'Public School Choice' Bill Wins State Senate Approval

'Public School Choice' Bill Wins State Senate Approval

A bill increasing parents' ability to transfer children to another public school outside their home district advanced out of the state Senate Tuesday.  

Sen. Adam Pugh, R-Edmond, calls his bill "public school choice." Unless a grade level is full, students would be able to transfer at any time of the year without permission from the school they're leaving. 

“This bill is about a policy that is outdated of arbitrary school district lines that determine a child's future,” he told his colleagues. 

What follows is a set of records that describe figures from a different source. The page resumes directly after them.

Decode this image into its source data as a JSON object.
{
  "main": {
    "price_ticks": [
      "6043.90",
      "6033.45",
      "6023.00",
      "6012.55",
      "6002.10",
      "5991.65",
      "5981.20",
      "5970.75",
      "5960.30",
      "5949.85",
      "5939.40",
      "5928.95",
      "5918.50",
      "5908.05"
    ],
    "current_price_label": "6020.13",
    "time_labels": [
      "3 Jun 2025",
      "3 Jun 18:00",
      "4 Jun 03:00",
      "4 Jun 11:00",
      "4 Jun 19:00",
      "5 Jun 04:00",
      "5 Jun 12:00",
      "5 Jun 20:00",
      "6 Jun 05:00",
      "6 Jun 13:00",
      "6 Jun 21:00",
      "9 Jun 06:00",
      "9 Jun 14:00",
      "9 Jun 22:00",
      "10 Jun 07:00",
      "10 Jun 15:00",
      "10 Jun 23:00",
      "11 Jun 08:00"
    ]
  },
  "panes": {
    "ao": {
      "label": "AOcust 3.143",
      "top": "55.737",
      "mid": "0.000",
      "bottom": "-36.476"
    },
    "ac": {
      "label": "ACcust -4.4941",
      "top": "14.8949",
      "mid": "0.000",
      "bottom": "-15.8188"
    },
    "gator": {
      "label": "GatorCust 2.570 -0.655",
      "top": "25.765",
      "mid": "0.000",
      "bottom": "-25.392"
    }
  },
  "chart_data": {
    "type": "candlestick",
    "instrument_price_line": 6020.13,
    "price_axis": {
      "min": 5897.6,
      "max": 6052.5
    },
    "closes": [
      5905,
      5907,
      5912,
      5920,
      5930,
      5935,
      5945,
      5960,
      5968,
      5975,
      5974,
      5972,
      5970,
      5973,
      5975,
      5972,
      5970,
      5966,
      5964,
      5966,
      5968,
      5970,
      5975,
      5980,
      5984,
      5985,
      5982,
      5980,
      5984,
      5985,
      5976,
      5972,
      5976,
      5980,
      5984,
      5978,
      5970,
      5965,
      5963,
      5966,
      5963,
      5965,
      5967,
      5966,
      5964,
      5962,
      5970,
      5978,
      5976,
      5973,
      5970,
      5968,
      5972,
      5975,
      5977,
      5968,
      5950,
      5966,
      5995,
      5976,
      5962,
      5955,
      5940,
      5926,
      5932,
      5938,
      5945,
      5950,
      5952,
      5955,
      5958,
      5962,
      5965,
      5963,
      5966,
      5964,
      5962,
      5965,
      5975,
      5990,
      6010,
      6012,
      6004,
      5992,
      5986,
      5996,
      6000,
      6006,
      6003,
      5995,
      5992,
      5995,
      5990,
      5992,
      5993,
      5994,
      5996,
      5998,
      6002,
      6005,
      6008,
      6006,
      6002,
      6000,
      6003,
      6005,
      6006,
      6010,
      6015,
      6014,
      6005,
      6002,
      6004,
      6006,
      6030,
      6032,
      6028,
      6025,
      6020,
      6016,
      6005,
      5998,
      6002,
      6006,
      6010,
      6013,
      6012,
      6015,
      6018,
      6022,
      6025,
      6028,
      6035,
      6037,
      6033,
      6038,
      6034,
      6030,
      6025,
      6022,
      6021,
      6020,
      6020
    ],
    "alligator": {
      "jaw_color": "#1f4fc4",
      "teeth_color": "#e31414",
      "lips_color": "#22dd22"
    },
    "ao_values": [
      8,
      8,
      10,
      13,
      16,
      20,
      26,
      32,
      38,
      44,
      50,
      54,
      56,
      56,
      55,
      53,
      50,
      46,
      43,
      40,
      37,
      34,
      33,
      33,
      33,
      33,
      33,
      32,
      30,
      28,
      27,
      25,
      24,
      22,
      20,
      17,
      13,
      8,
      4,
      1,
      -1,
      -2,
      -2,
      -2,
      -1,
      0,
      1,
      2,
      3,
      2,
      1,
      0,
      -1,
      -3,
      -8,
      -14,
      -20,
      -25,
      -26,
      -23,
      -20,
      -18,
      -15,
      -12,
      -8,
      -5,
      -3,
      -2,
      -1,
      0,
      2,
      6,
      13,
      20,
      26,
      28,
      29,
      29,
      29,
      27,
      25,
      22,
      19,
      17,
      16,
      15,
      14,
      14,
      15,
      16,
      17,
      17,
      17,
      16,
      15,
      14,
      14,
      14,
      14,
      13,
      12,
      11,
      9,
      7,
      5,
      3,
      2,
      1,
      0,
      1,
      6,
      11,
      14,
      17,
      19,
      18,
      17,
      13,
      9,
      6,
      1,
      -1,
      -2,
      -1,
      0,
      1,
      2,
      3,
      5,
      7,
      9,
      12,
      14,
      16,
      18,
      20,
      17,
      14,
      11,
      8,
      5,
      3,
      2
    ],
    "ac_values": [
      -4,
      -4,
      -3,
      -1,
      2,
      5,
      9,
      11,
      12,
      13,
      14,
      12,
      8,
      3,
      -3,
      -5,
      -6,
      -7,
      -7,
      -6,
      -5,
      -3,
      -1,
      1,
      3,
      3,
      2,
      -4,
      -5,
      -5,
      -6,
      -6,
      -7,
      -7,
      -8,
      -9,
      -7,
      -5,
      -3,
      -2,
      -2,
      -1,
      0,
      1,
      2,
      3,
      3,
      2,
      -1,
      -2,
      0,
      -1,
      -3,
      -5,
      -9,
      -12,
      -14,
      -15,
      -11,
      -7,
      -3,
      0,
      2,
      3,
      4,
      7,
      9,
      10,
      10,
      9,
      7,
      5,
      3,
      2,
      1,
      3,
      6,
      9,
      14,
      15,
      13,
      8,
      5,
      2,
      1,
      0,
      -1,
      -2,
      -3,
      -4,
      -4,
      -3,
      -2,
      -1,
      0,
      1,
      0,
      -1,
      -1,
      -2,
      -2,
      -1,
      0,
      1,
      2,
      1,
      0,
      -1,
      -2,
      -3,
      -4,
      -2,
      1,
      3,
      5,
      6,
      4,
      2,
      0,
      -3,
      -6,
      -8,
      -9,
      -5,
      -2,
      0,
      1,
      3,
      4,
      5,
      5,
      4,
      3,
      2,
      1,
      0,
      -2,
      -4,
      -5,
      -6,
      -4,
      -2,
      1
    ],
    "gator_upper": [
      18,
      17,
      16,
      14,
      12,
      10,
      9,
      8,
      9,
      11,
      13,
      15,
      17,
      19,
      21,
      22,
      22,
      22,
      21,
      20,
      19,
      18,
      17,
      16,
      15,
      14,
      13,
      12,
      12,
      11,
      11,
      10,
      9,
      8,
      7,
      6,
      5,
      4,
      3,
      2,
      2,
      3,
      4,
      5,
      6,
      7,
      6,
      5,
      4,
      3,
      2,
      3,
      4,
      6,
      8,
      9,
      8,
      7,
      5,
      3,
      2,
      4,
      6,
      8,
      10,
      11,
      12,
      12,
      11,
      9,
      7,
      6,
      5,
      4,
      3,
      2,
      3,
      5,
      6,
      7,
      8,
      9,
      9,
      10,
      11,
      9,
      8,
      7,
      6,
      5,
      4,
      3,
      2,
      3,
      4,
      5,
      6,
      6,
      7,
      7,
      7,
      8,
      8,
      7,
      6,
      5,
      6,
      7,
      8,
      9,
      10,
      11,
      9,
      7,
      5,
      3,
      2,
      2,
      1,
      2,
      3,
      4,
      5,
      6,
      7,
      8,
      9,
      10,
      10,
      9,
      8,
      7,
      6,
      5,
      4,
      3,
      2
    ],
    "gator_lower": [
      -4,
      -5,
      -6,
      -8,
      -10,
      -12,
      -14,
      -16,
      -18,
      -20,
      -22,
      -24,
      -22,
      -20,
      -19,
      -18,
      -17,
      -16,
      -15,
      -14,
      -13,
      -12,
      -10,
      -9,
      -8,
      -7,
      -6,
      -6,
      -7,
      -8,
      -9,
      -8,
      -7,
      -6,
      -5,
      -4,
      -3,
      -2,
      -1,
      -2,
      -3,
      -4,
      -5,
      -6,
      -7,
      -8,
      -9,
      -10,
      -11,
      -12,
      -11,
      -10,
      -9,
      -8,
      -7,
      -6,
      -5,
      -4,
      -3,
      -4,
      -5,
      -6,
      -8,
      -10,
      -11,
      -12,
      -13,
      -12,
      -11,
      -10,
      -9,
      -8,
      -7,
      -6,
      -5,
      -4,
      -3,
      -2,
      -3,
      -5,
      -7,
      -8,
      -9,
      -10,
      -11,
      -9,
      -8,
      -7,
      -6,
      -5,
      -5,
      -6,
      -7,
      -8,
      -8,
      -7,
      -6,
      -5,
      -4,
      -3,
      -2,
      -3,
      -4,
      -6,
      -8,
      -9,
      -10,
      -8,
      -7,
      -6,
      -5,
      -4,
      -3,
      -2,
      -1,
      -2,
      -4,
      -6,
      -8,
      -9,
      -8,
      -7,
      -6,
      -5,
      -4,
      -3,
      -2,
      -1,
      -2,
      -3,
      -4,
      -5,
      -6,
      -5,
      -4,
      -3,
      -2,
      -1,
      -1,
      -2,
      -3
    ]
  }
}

Each district would set their own student cap and could be audited for under-admitting students. Kids could transfer up to two times a year. 

“You could literally live across the street and not get to go to a school that you know is better than the one that you’re trapped in because you live on the wrong side of the street,” Sen. Kim David, R-Porter, said. 

Democrats argue the bill doesn’t get to the root of underperforming schools. 

“If students are transferring out of their homeschool will that drain resources from those neighborhood schools to be able to provide adequate services to the students that still remain in that school?” Sen. Cari Hicks, D-OKC, asked. 

Pugh said it would not negatively affect funding, later adding, “If it’s about funding, how much money does it take? I am the chair of education (committee) and no one has given me a dollar amount. How much money does it take then?” 

If a receiving district denies the transfer request, parents could appeal to the State School Board. 

The state's largest teachers’ union took issue with that.

"Locally elected boards of education should determine these student-centered issues for their communities," Oklahoma Education Association President Alicia Priest said in a statement. 

“The results increase in both schools -the schools that are gaining transfers as well as those schools that are having kids transfer out, because it does identify maybe some things that need to change in the school districts and then it incentivizes them to work hard to keep those kids there,” Pugh said. 

“It does not increase competition at all,” Sen. Mary Boren, D-Norman, Said. “It does stigmatize those communities and it does deplete their property values.” 

The bill passed the Senate 32-15. A similar bill passed the House 77-22.